Partons à la découverte de la littérature égyptienne avec le roman « L’immeuble Yacoubian » d’Alaa El Aswany… Un regard sur la littérature arabe et sur l’Egypte…


«Bien sûr, il y a des peuples qui se révoltent mais, de tout temps, l’Egyptien a baissé la tête pour manger son morceau de pain… Le peuple égyptien est le plus facile à gouverner de tous les peuples de la terre.
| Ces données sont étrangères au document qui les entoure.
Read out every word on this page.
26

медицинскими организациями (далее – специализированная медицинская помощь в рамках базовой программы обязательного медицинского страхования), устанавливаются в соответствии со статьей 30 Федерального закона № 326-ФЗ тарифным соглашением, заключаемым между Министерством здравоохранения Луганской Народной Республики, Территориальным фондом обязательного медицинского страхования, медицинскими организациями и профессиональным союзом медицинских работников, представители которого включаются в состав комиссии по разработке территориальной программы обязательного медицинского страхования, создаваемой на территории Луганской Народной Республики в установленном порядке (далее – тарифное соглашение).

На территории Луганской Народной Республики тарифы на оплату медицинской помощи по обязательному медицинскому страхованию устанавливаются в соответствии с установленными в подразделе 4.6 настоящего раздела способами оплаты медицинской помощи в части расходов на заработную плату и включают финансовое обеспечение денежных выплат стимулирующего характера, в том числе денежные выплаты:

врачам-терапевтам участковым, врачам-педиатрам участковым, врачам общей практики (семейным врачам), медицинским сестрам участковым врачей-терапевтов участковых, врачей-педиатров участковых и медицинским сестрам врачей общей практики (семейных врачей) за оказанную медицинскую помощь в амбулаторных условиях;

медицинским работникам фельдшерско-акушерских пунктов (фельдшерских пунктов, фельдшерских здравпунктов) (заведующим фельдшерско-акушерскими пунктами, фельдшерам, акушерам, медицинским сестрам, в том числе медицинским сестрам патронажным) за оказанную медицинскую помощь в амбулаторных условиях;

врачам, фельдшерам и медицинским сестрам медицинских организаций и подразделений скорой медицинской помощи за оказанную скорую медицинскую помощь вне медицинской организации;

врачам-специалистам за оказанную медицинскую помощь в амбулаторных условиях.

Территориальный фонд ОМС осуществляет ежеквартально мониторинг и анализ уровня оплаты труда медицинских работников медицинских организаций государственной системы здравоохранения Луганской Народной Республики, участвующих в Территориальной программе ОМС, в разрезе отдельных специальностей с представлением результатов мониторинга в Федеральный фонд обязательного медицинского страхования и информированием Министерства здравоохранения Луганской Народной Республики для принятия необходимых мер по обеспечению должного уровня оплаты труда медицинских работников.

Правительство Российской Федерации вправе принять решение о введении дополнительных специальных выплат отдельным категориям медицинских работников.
Dès que tu prends le pouvoir, ils se soumettent à toi. » Mais une certaine partie de la population, celle qui se sent la plus humiliée, se réfugie dans les rangs des religieux dont le discours et les actes deviennent de plus en plus violents pour séduire cette jeunesse sans espoir qui ne rêve que d’abattre le pouvoir en place.
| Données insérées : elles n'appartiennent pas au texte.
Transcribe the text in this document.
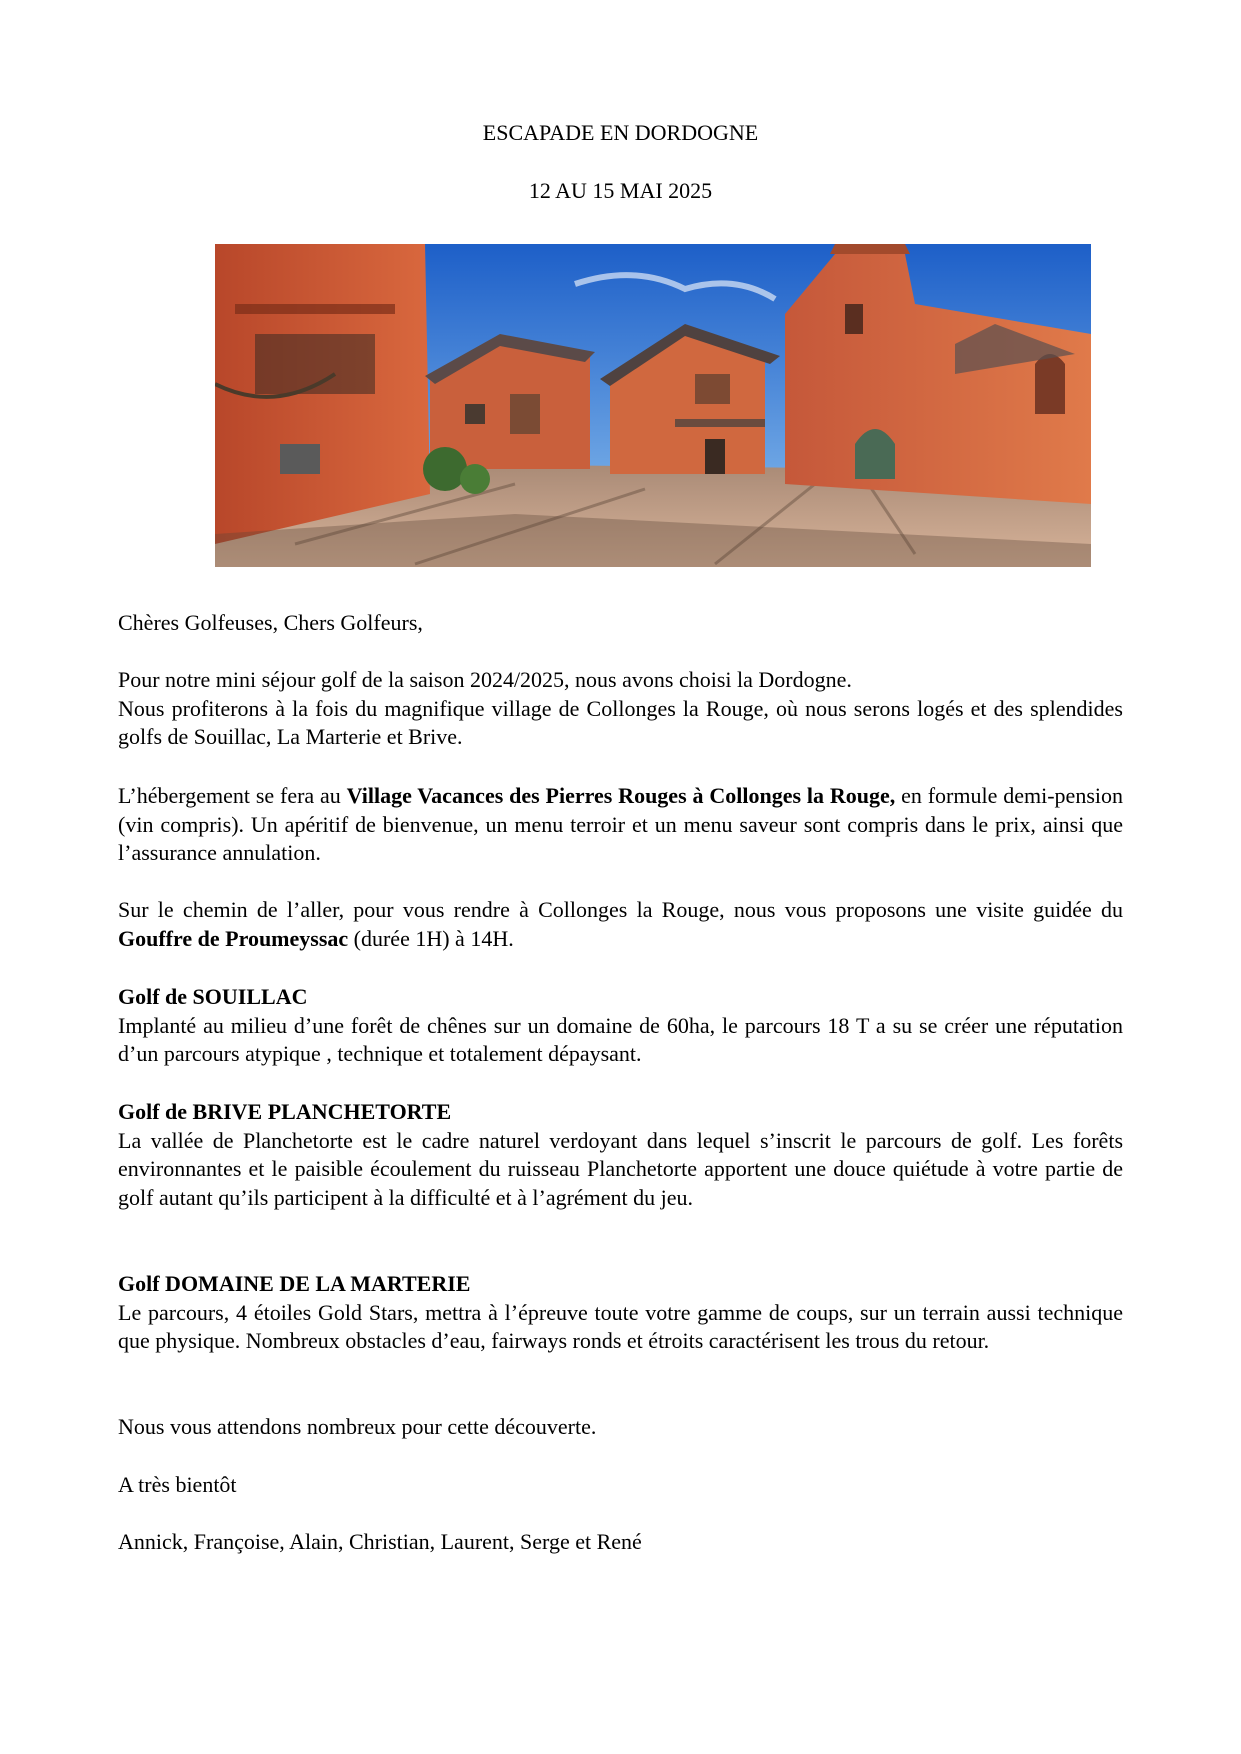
ESCAPADE EN DORDOGNE
12 AU 15 MAI 2025

Chères Golfeuses, Chers Golfeurs,

Pour notre mini séjour golf de la saison 2024/2025, nous avons choisi la Dordogne.

Nous profiterons à la fois du magnifique village de Collonges la Rouge, où nous serons logés et des splendides golfs de Souillac, La Marterie et Brive.

L’hébergement se fera au Village Vacances des Pierres Rouges à Collonges la Rouge, en formule demi-pension (vin compris). Un apéritif de bienvenue, un menu terroir et un menu saveur sont compris dans le prix, ainsi que l’assurance annulation.

Sur le chemin de l’aller, pour vous rendre à Collonges la Rouge, nous vous proposons une visite guidée du Gouffre de Proumeyssac (durée 1H) à 14H.

Golf de SOUILLAC

Implanté au milieu d’une forêt de chênes sur un domaine de 60ha, le parcours 18 T a su se créer une réputation d’un parcours atypique , technique et totalement dépaysant.

Golf de BRIVE PLANCHETORTE

La vallée de Planchetorte est le cadre naturel verdoyant dans lequel s’inscrit le parcours de golf. Les forêts environnantes et le paisible écoulement du ruisseau Planchetorte apportent une douce quiétude à votre partie de golf autant qu’ils participent à la difficulté et à l’agrément du jeu.

Golf DOMAINE DE LA MARTERIE

Le parcours, 4 étoiles Gold Stars, mettra à l’épreuve toute votre gamme de coups, sur un terrain aussi technique que physique. Nombreux obstacles d’eau, fairways ronds et étroits caractérisent les trous du retour.

Nous vous attendons nombreux pour cette découverte.

A très bientôt

Annick, Françoise, Alain, Christian, Laurent, Serge et René
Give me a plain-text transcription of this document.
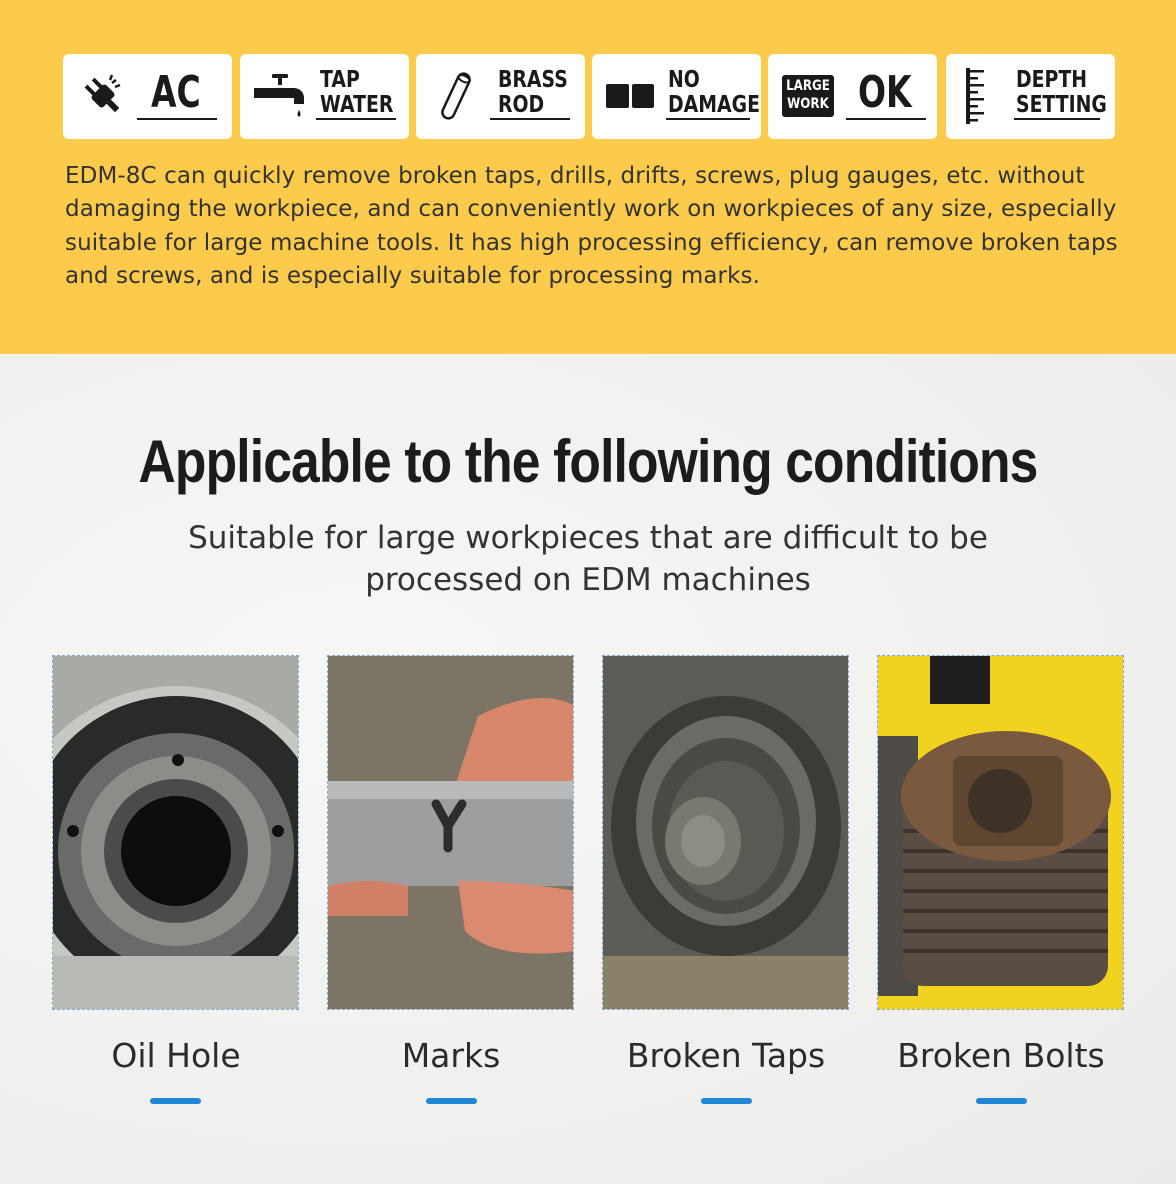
AC	TAP
WATER
BRASS
ROD
NO
DAMAGE
LARGE
WORK OK	DEPTH
SETTING
EDM-8C can quickly remove broken taps, drills, drifts, screws, plug gauges, etc. without damaging the workpiece, and can conveniently work on workpieces of any size, especially suitable for large machine tools. It has high processing efficiency, can remove broken taps and screws, and is especially suitable for processing marks.
Applicable to the following conditions
Suitable for large workpieces that are difficult to be
processed on EDM machines
Oil Hole	Marks	Broken Taps	Broken Bolts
Et, dans cette société tiraillée entre un pouvoir totalitaire acoquiné avec les maffieux et des religieux fanatisés, manipulés par des émirs aux ambitions illimitées, les femmes essaient de survivre en supportant le harcèlement sexuel au quotidien, les violences conjugales, les mariages de convenance et la répudiation à la première occasion. « On épouse une femme pour sa beauté, pour sa fortune et pour sa religion. Mais c’est la religion qui l’emporte », jamais par amour.
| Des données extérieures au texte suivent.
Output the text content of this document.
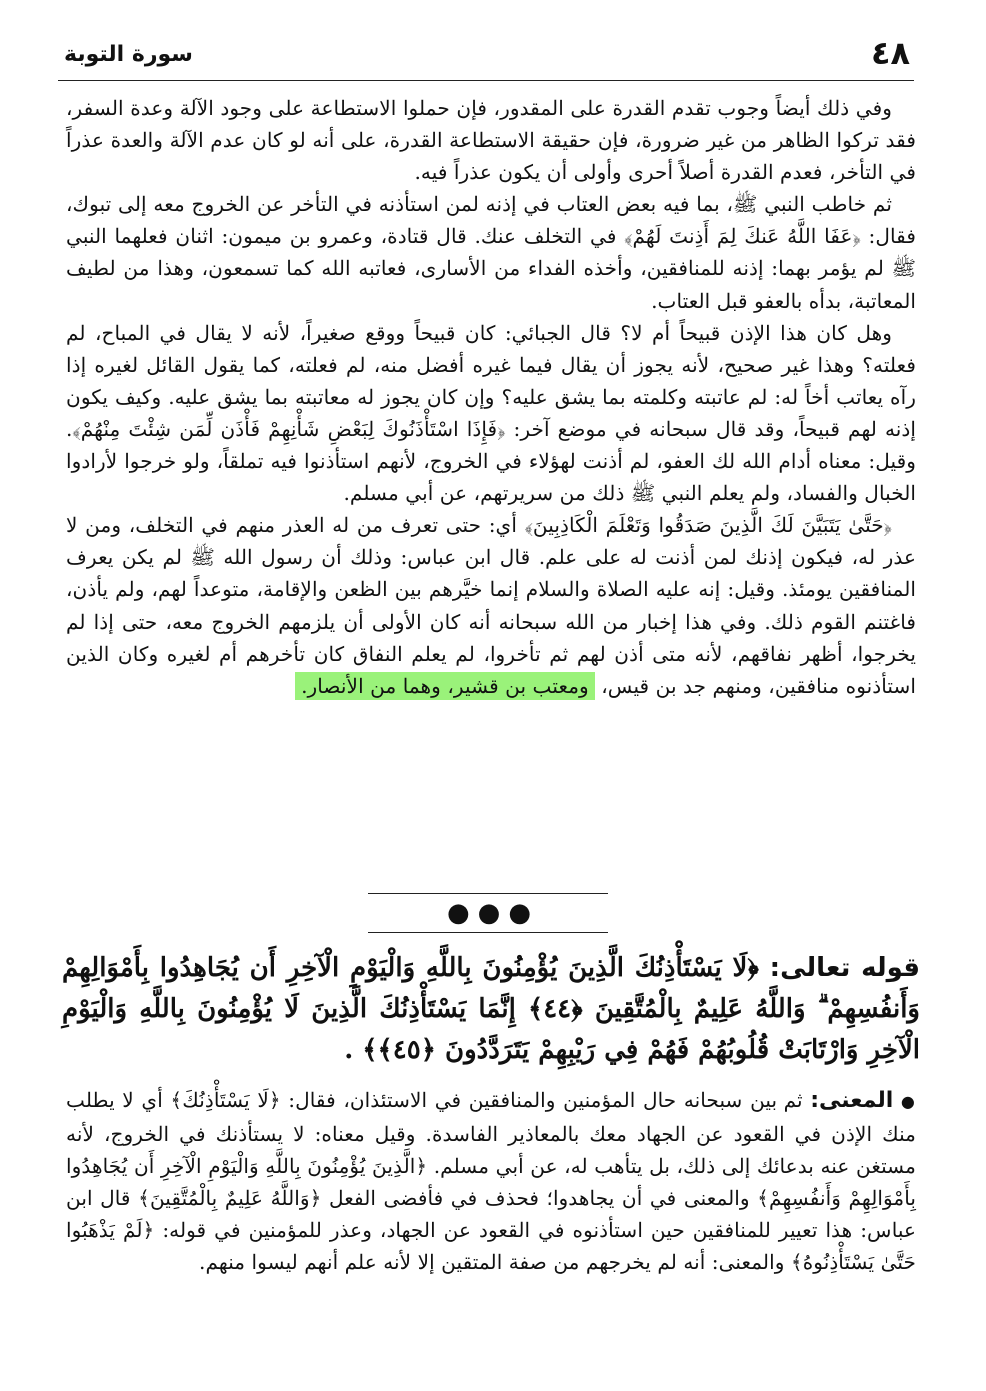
٤٨
سورة التوبة

وفي ذلك أيضاً وجوب تقدم القدرة على المقدور، فإن حملوا الاستطاعة على وجود الآلة وعدة السفر، فقد تركوا الظاهر من غير ضرورة، فإن حقيقة الاستطاعة القدرة، على أنه لو كان عدم الآلة والعدة عذراً في التأخر، فعدم القدرة أصلاً أحرى وأولى أن يكون عذراً فيه.

ثم خاطب النبي ﷺ، بما فيه بعض العتاب في إذنه لمن استأذنه في التأخر عن الخروج معه إلى تبوك، فقال: ﴿عَفَا اللَّهُ عَنكَ لِمَ أَذِنتَ لَهُمْ﴾ في التخلف عنك. قال قتادة، وعمرو بن ميمون: اثنان فعلهما النبي ﷺ لم يؤمر بهما: إذنه للمنافقين، وأخذه الفداء من الأسارى، فعاتبه الله كما تسمعون، وهذا من لطيف المعاتبة، بدأه بالعفو قبل العتاب.

وهل كان هذا الإذن قبيحاً أم لا؟ قال الجبائي: كان قبيحاً ووقع صغيراً، لأنه لا يقال في المباح، لم فعلته؟ وهذا غير صحيح، لأنه يجوز أن يقال فيما غيره أفضل منه، لم فعلته، كما يقول القائل لغيره إذا رآه يعاتب أخاً له: لم عاتبته وكلمته بما يشق عليه؟ وإن كان يجوز له معاتبته بما يشق عليه. وكيف يكون إذنه لهم قبيحاً، وقد قال سبحانه في موضع آخر: ﴿فَإِذَا اسْتَأْذَنُوكَ لِبَعْضِ شَأْنِهِمْ فَأْذَن لِّمَن شِئْتَ مِنْهُمْ﴾. وقيل: معناه أدام الله لك العفو، لم أذنت لهؤلاء في الخروج، لأنهم استأذنوا فيه تملقاً، ولو خرجوا لأرادوا الخبال والفساد، ولم يعلم النبي ﷺ ذلك من سريرتهم، عن أبي مسلم.

﴿حَتَّىٰ يَتَبَيَّنَ لَكَ الَّذِينَ صَدَقُوا وَتَعْلَمَ الْكَاذِبِينَ﴾ أي: حتى تعرف من له العذر منهم في التخلف، ومن لا عذر له، فيكون إذنك لمن أذنت له على علم. قال ابن عباس: وذلك أن رسول الله ﷺ لم يكن يعرف المنافقين يومئذ. وقيل: إنه عليه الصلاة والسلام إنما خيَّرهم بين الظعن والإقامة، متوعداً لهم، ولم يأذن، فاغتنم القوم ذلك. وفي هذا إخبار من الله سبحانه أنه كان الأولى أن يلزمهم الخروج معه، حتى إذا لم يخرجوا، أظهر نفاقهم، لأنه متى أذن لهم ثم تأخروا، لم يعلم النفاق كان تأخرهم أم لغيره وكان الذين استأذنوه منافقين، ومنهم جد بن قيس، ومعتب بن قشير، وهما من الأنصار.

●●●
قوله تعالى: ﴿لَا يَسْتَأْذِنُكَ الَّذِينَ يُؤْمِنُونَ بِاللَّهِ وَالْيَوْمِ الْآخِرِ أَن يُجَاهِدُوا بِأَمْوَالِهِمْ وَأَنفُسِهِمْ ۗ وَاللَّهُ عَلِيمٌ بِالْمُتَّقِينَ ﴿٤٤﴾ إِنَّمَا يَسْتَأْذِنُكَ الَّذِينَ لَا يُؤْمِنُونَ بِاللَّهِ وَالْيَوْمِ الْآخِرِ وَارْتَابَتْ قُلُوبُهُمْ فَهُمْ فِي رَيْبِهِمْ يَتَرَدَّدُونَ ﴿٤٥﴾﴾ .

● المعنى: ثم بين سبحانه حال المؤمنين والمنافقين في الاستئذان، فقال: ﴿لَا يَسْتَأْذِنُكَ﴾ أي لا يطلب منك الإذن في القعود عن الجهاد معك بالمعاذير الفاسدة. وقيل معناه: لا يستأذنك في الخروج، لأنه مستغن عنه بدعائك إلى ذلك، بل يتأهب له، عن أبي مسلم. ﴿الَّذِينَ يُؤْمِنُونَ بِاللَّهِ وَالْيَوْمِ الْآخِرِ أَن يُجَاهِدُوا بِأَمْوَالِهِمْ وَأَنفُسِهِمْ﴾ والمعنى في أن يجاهدوا؛ فحذف في فأفضى الفعل ﴿وَاللَّهُ عَلِيمٌ بِالْمُتَّقِينَ﴾ قال ابن عباس: هذا تعيير للمنافقين حين استأذنوه في القعود عن الجهاد، وعذر للمؤمنين في قوله: ﴿لَمْ يَذْهَبُوا حَتَّىٰ يَسْتَأْذِنُوهُ﴾ والمعنى: أنه لم يخرجهم من صفة المتقين إلا لأنه علم أنهم ليسوا منهم.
Le tableau peint par El Aswany est bien pessimiste et on comprend aisément qu’il a dû subir quelques pressions après la publication de ce roman. L’Egypte qu’il nous présente, à la croisée entre les reliques dépravées d’une Egypte au passé fastueux et l’Egypte violente et obscurantiste des combattants de l’islam, ne laisse que peu d’espoir à la jeunesse et confine ceux qui n’ont pas droit au gâteau de la corruption dans une vaine nostalgie d’un temps où le pouvoir n’appartenait pas à l’armée et où il n’était pas compromis avec les trafiquants et les affairistes douteux. « Abdel Nasser a enseigné aux Egyptiens la lâcheté, l’opportunisme, l’hypocrisie… » On sent bien que l’auteur a lui aussi la nostalgie de cette Egypte moins corrompue, plus libérale, plus tolérante où cohabitaient les religions et les nationalités, où l’amour, même homosexuel, était encore possible. Une société qui n’était pas fondée sur l’exclusion et la ségrégation : le pouvoir rejetant ceux qui ne sont pas de sa caste, la religion combattant ceux qui ne croient pas ou croient autrement, la population qui marginalise ceux qui sont différents et les habitants de la terrasse qui veulent protéger leur petit territoire sans réelles raisons, seulement parce qu’il faut bien avoir un pouvoir envers les autres.